How can we prove that $3-(x^2+y^2)$ is concave?

Question

Since we can't use the same method to differentiate a function twice since it's not a linear function, how can one prove that this function is convex or concave? I checked the graph of this function on wolfram and it's concave.

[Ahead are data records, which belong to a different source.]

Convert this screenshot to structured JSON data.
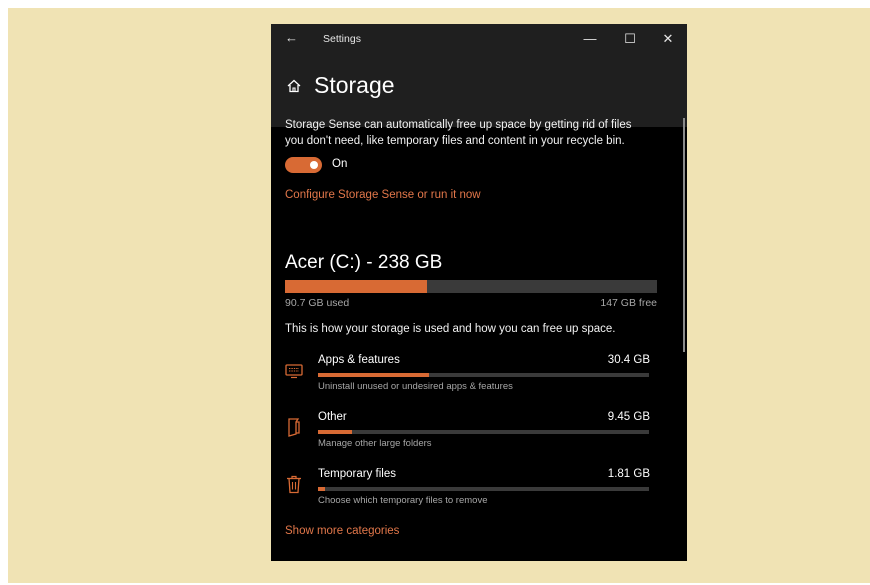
{
  "window": {
    "title": "Settings",
    "back_icon": "back-arrow-icon",
    "minimize": "—",
    "maximize": "☐",
    "close": "✕"
  },
  "header": {
    "home_icon": "home-icon",
    "title": "Storage"
  },
  "storage_sense": {
    "description_line1": "Storage Sense can automatically free up space by getting rid of files",
    "description_line2": "you don't need, like temporary files and content in your recycle bin.",
    "toggle_state": "On",
    "toggle_on": true,
    "configure_link": "Configure Storage Sense or run it now"
  },
  "drive": {
    "title": "Acer (C:) - 238 GB",
    "used_label": "90.7 GB used",
    "free_label": "147 GB free",
    "used_fraction": 0.381,
    "summary": "This is how your storage is used and how you can free up space."
  },
  "categories": [
    {
      "icon": "keyboard-icon",
      "name": "Apps & features",
      "size": "30.4 GB",
      "description": "Uninstall unused or undesired apps & features",
      "fraction": 0.335
    },
    {
      "icon": "folder-icon",
      "name": "Other",
      "size": "9.45 GB",
      "description": "Manage other large folders",
      "fraction": 0.104
    },
    {
      "icon": "trash-icon",
      "name": "Temporary files",
      "size": "1.81 GB",
      "description": "Choose which temporary files to remove",
      "fraction": 0.02
    }
  ],
  "show_more_link": "Show more categories",
  "colors": {
    "accent": "#d86a34",
    "link": "#e2774a",
    "window_bg": "#000000",
    "header_bg": "#1f1f1f",
    "page_bg": "#f0e3b4"
  }
}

I tried this but it seems wrong:

A function is convex if:

$\forall x,y\in \Bbb R^n,\forall \lambda \in [0,1]: f(\lambda x+(1-\lambda) y) \le \lambda f(x) + (1-\lambda) f(y).$

$$f(x,y)=3-(x^2+y^2), (x,y)\in\Bbb R^2$$

$$f(x)=3- \begin{pmatrix} 1 \\ 1 \end{pmatrix}^Tx, x\in\Bbb R^2 $$

$$f(y)=3- \begin{pmatrix} 1 \\ 1 \end{pmatrix}^Ty, y\in\Bbb R^2 $$

$$\forall x,y\in\Bbb R^2, \forall \lambda\in[0,1]:f(\lambda x+(1-\lambda)y) = 3- \begin{pmatrix} 1 \\ 1 \end{pmatrix}^T(\lambda x+(1-\lambda)y)$$

$$3\lambda x + 3(1-\lambda)y - \lambda \begin{pmatrix} 1 \\ 1 \\ \end{pmatrix}^Tx -(1-\lambda )\begin{pmatrix} 1 \\ 1 \\ \end{pmatrix}^Ty$$

$$3\lambda x - \lambda f(x)+3(1-\lambda) y-(1-\lambda)f(y)$$

So it's not convex? But how can I prove that it's concave?

Answer 1

The Hessian matrix is given by $$H=\begin{bmatrix} \partial_{xx} f & \partial_{xy} f \\ \partial_{yx} f & \partial_{yy} f\end{bmatrix}=\begin{bmatrix}-2 & 0 \\ 0 & -2\end{bmatrix}.$$ For any $\vec{v}=[u,w]^T$, we have $$\vec{v}^T H\vec{v} = [u,w]\cdot \begin{bmatrix}-2 & 0 \\ 0 & -2\end{bmatrix}\begin{bmatrix} u \\ w\end{bmatrix}=[u,w]\cdot \begin{bmatrix} -2u \\ -2w\end{bmatrix}=-2u^2-2w^2=-2(u^2+w^2)\le 0.$$ Thus, the function is concave.

Answer 2

The problem is equivalent to showing $x^2+y^2$ is convex. I'll provide a variant on @FakeAnalyst56's answer that doesn't require familiarity with Hessian matrices. Differentiating in an arbitrary direction uses an operator of the form $a\partial_x+b\partial_y$ for constants $a,\,b$. (These constants play the same role as $u,\,w$ in their answer.) And an arbitrary twice-differentiable function $f(x,\,y)$ has second derivative$$(a\partial_x+b\partial_y)^2f=(a^2\partial_x^2+2ab\partial_x\partial_y+b^2\partial_y^2)f$$in that direction. If we can show this $\ge0$ for $f=x^2+y^2$ regardless of the choice of $a,\,b$, we're done. In fact$$(a^2\partial_x^2+2ab\partial_x\partial_y+b^2\partial_y^2)(x^2+y^2)=2a^2+2b^2$$includes no $\partial_x\partial_y$ contribution.